The day started with s stiff breeze and a good deal of rain but the breeze was quite a lot less strident than yesterday’s near gale and the garden was full of goldfinches as a result.  They didn’t always seem very happy about the rain though.

goldfinch and siskin

This one was joined by a lone siskin visitor.

I had to go up to see my friend Arthur on a matter of computer assistance and by the time that I returned, the rain had begun to slack off and the light had improved enough to make watching the goldfinches with camera in hand a sensible thing to do.


Some were very busy…


…and others were more chilled out.


…but mostly they were busy.

There were chaffinches about too in typically feisty form.


You can see from the pictures that there was even a hint of sun so I stepped out to visit the froggery.


This one had a minder in the background.

After lunch, Mrs Tootlepedal went off to work again in  order to keep me in the style to which I am accustomed and I got the speedy bike out and resolved to see how strong the wind was.

garmin 24 Feb 14It was very strong in gusts but the gusts were reasonably far apart and the base wind speed was tolerable.  I was feeling a lot better than I was when  had to give up on Saturday and had enough energy to jump off the bike on several occasions to take a picture (or two).

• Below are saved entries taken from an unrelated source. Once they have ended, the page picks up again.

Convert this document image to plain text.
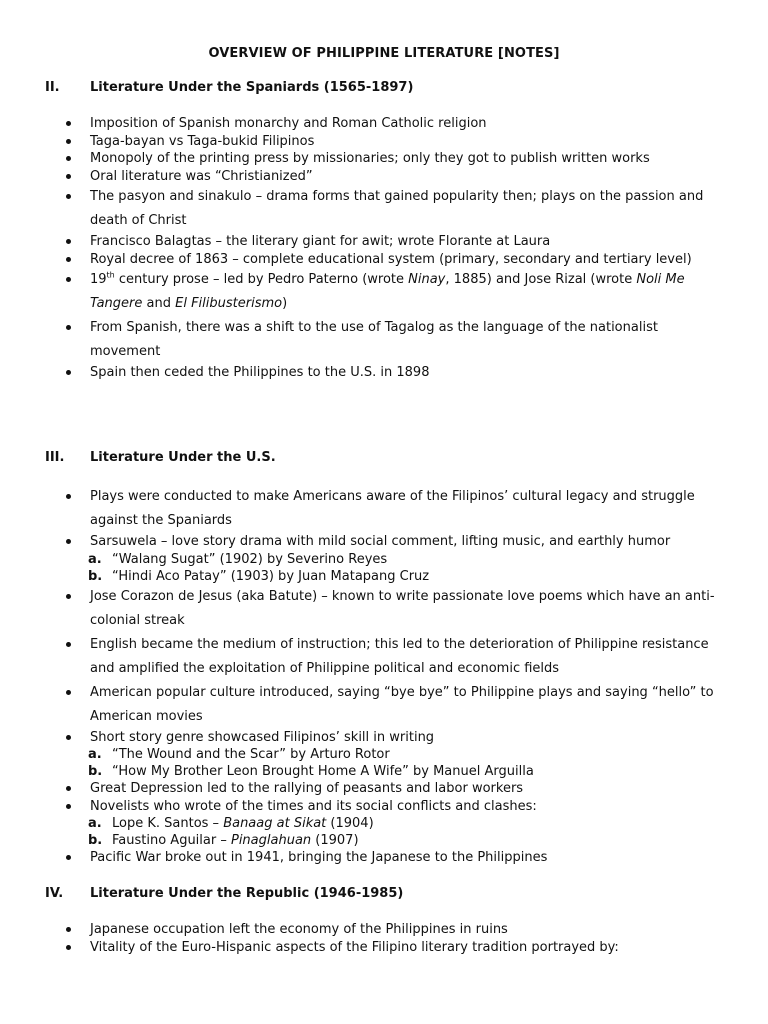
OVERVIEW OF PHILIPPINE LITERATURE [NOTES]
II. Literature Under the Spaniards (1565-1897)
Imposition of Spanish monarchy and Roman Catholic religion
Taga-bayan vs Taga-bukid Filipinos
Monopoly of the printing press by missionaries; only they got to publish written works
Oral literature was “Christianized”
The pasyon and sinakulo – drama forms that gained popularity then; plays on the passion and death of Christ
Francisco Balagtas – the literary giant for awit; wrote Florante at Laura
Royal decree of 1863 – complete educational system (primary, secondary and tertiary level)
19th century prose – led by Pedro Paterno (wrote Ninay, 1885) and Jose Rizal (wrote Noli Me Tangere and El Filibusterismo)
From Spanish, there was a shift to the use of Tagalog as the language of the nationalist movement
Spain then ceded the Philippines to the U.S. in 1898
III. Literature Under the U.S.
Plays were conducted to make Americans aware of the Filipinos’ cultural legacy and struggle against the Spaniards
Sarsuwela – love story drama with mild social comment, lifting music, and earthly humor
a. “Walang Sugat” (1902) by Severino Reyes
b. “Hindi Aco Patay” (1903) by Juan Matapang Cruz
Jose Corazon de Jesus (aka Batute) – known to write passionate love poems which have an anti-colonial streak
English became the medium of instruction; this led to the deterioration of Philippine resistance and amplified the exploitation of Philippine political and economic fields
American popular culture introduced, saying “bye bye” to Philippine plays and saying “hello” to American movies
Short story genre showcased Filipinos’ skill in writing
a. “The Wound and the Scar” by Arturo Rotor
b. “How My Brother Leon Brought Home A Wife” by Manuel Arguilla
Great Depression led to the rallying of peasants and labor workers
Novelists who wrote of the times and its social conflicts and clashes:
a. Lope K. Santos – Banaag at Sikat (1904)
b. Faustino Aguilar – Pinaglahuan (1907)
Pacific War broke out in 1941, bringing the Japanese to the Philippines
IV. Literature Under the Republic (1946-1985)
Japanese occupation left the economy of the Philippines in ruins
Vitality of the Euro-Hispanic aspects of the Filipino literary tradition portrayed by:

I hadn’t decided how far or where to go before I set out but as the ride went on, the reasonably warm temperature (8 degrees C), the moderate wind and the high clouds with occasional patches of blue sky led me on and on and I ended up doing a loop of thirty miles.  The wind  got stronger as I went round but fortunately by the time it was at its fiercest, I was heading for home with the wind behind me.

The first 6 miles uphill and into the wind took me a good length of time as I pedalled well within myself to avoid getting too tired.  This led to a slow overall time but an amazingly pleasant ride as I had plenty of energy left even when I had finished.

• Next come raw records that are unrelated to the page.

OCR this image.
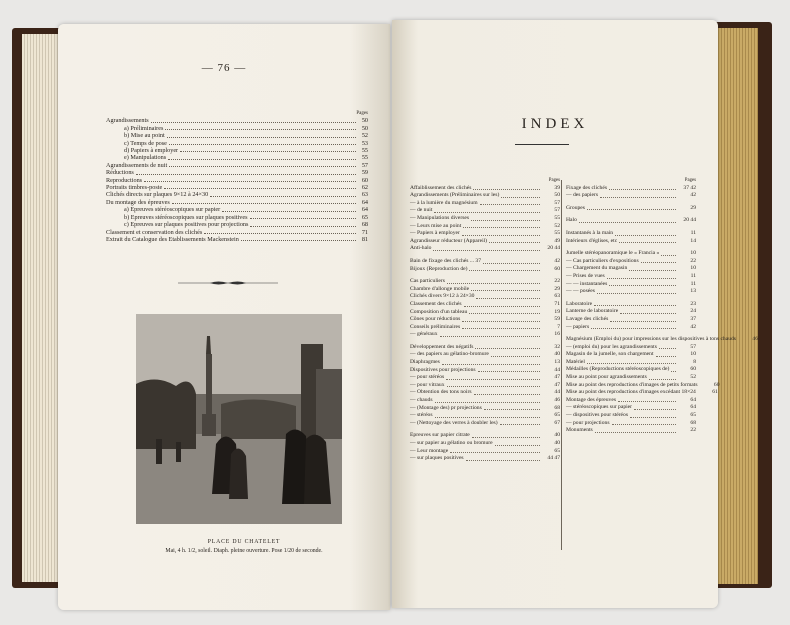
— 76 —
Pages
Agrandissements	50
a) Préliminaires	50
b) Mise au point	52
c) Temps de pose	53
d) Papiers à employer	55
e) Manipulations	55
Agrandissements de nuit	57
Réductions	59
Reproductions	60
Portraits timbres-poste	62
Clichés directs sur plaques 9×12 à 24×30	63
Du montage des épreuves	64
a) Epreuves stéréoscopiques sur papier	64
b) Epreuves stéréoscopiques sur plaques positives	65
c) Epreuves sur plaques positives pour projections	68
Classement et conservation des clichés	71
Extrait du Catalogue des Etablissements Mackenstein	81
PLACE DU CHATELET
Mai, 4 h. 1/2, soleil. Diaph. pleine ouverture. Pose 1/20 de seconde.
INDEX
Pages
Affaiblissement des clichés	39
Agrandissements (Préliminaires sur les)	50
— à la lumière du magnésium	57
— de nuit	57
— Manipulations diverses	55
— Leurs mise au point	52
— Papiers à employer	55
Agrandisseur réducteur (Appareil)	49
Anti-halo	20 44
Bain de fixage des clichés ... 37	42
Bijoux (Reproduction de)	60
Cas particuliers	22
Chambre d'allonge mobile	29
Clichés divers 9×12 à 24×30	63
Classement des clichés	71
Composition d'un tableau	19
Cônes pour réductions	59
Conseils préliminaires	7
— généraux	16
Développement des négatifs	32
— des papiers au gélatino-bromure	40
Diaphragmes	13
Dispositives pour projections	44
— pour stéréos	47
— pour vitraux	47
— Obtention des tons noirs	44
— chauds	46
— (Montage des) pr projections	68
— stéréos	65
— (Nettoyage des verres à doubler les)	67
Epreuves sur papier citrate	40
— sur papier au gélatino ou bromure	40
— Leur montage	65
— sur plaques positives	44 47
Pages
Fixage des clichés	37 42
— des papiers	42
Groupes	29
Halo	20 44
Instantanés à la main	11
Intérieurs d'églises, etc	14
Jumelle stéréopanoramique le « Francia »	10
— Cas particuliers d'expositions	22
— Chargement du magasin	10
— Prises de vues	11
— — instantanées	11
— — posées	13
Laboratoire	23
Lanterne de laboratoire	24
Lavage des clichés	37
— papiers	42
Magnésium (Emploi du) pour impressions sur les dispositives à tons chauds	46
— (emploi du) pour les agrandissements	57
Magasin de la jumelle, son chargement	10
Matériel	8
Médailles (Reproductions stéréoscopiques de)	60
Mise au point pour agrandissements	52
Mise au point des reproductions d'images de petits formats	60
Mise au point des reproductions d'images excédant 18×24	61
Montage des épreuves	64
— stéréoscopiques sur papier	64
— dispositives pour stéréos	65
— pour projections	68
Monuments	22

My first photos were on a watery theme with two of my favourite little cascades on the Wauchope and a picturesque puddle being ruffled by the wind.

wauchope cascade

wauchope cascade

There was plenty of water going down the river.


And in the fields all round my journey.

I passed this ruined cottage between Kennedy’s Corner and Chapelknowe.

ruined cottage

After passing through Glenzier, I decided to take the morning run route home past the Kerr.  There had been signs saying that the road would be closed and I wanted to check this out.  The road past Ryehills was closed and I had to take a small diversion past Tomshielburn and Barnglieshead.  This road had been closed earlier and I was keen to see what sort of job had been done on it.

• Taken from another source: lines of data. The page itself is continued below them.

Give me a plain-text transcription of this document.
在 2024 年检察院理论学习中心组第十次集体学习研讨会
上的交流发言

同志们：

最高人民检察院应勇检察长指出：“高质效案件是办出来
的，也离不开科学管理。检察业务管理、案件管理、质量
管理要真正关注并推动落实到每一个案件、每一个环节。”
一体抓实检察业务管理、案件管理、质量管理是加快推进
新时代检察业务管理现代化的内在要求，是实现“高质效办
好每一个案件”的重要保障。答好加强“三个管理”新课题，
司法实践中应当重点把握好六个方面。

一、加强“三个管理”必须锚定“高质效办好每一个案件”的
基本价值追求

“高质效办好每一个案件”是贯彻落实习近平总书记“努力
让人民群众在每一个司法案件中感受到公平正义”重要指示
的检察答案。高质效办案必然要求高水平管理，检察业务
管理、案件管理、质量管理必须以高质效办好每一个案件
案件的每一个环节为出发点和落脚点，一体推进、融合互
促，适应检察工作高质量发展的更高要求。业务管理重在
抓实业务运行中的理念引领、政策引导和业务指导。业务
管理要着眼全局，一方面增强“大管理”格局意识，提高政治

Parts had been gloriously resurfaced….

Tomshielburn road

…but parts had been left without improvement at all.

The ways of the roads department are a mystery to us all.

There were more puddles to be seen along this stretch…


horse and puddle

The horses at the back would have come to see me but they had lost their water wings.

…and some fine lichen on an old gatepost.


You could read all sorts of things into these patterns.  I can see Punch and Judy.

I finished my ride with a look at the Esk in langholm.  In spite of all the rain and puddles, the river hasn’t looked like flooding.


It is quite full though.

I dropped in on Maisie’s grandparents who have returned from New Zealand and was greeted with a cup of tea and some welcome ginger biscuits.

I took a picture to prove that they had got back safely.  You can tell from their naturally relaxed manner just how good I am at putting my portrait subjects at ease.

Mike and Alison

They are not at all jet lagged.

In the evening, I went across to Newcastleton with Sandy for a meeting of the camera club.  We both had several pictures in the competition and the judge truly loved out work.  He said so several times.  Sadly, he loved others’ work even more and we didn’t trouble the scorer as they say.

He showed us some of his own work as an entrant in top competitions and as they included a great shot of a goldfinch, I considered him a wonderful photographer.  It was a treat to look at his pictures and to hear his remarks ab0ut ours so Sandy and I came home well satisfied.

In spite of all the goldfinches, a neat chaffinch sneaked in as flying bird of the day.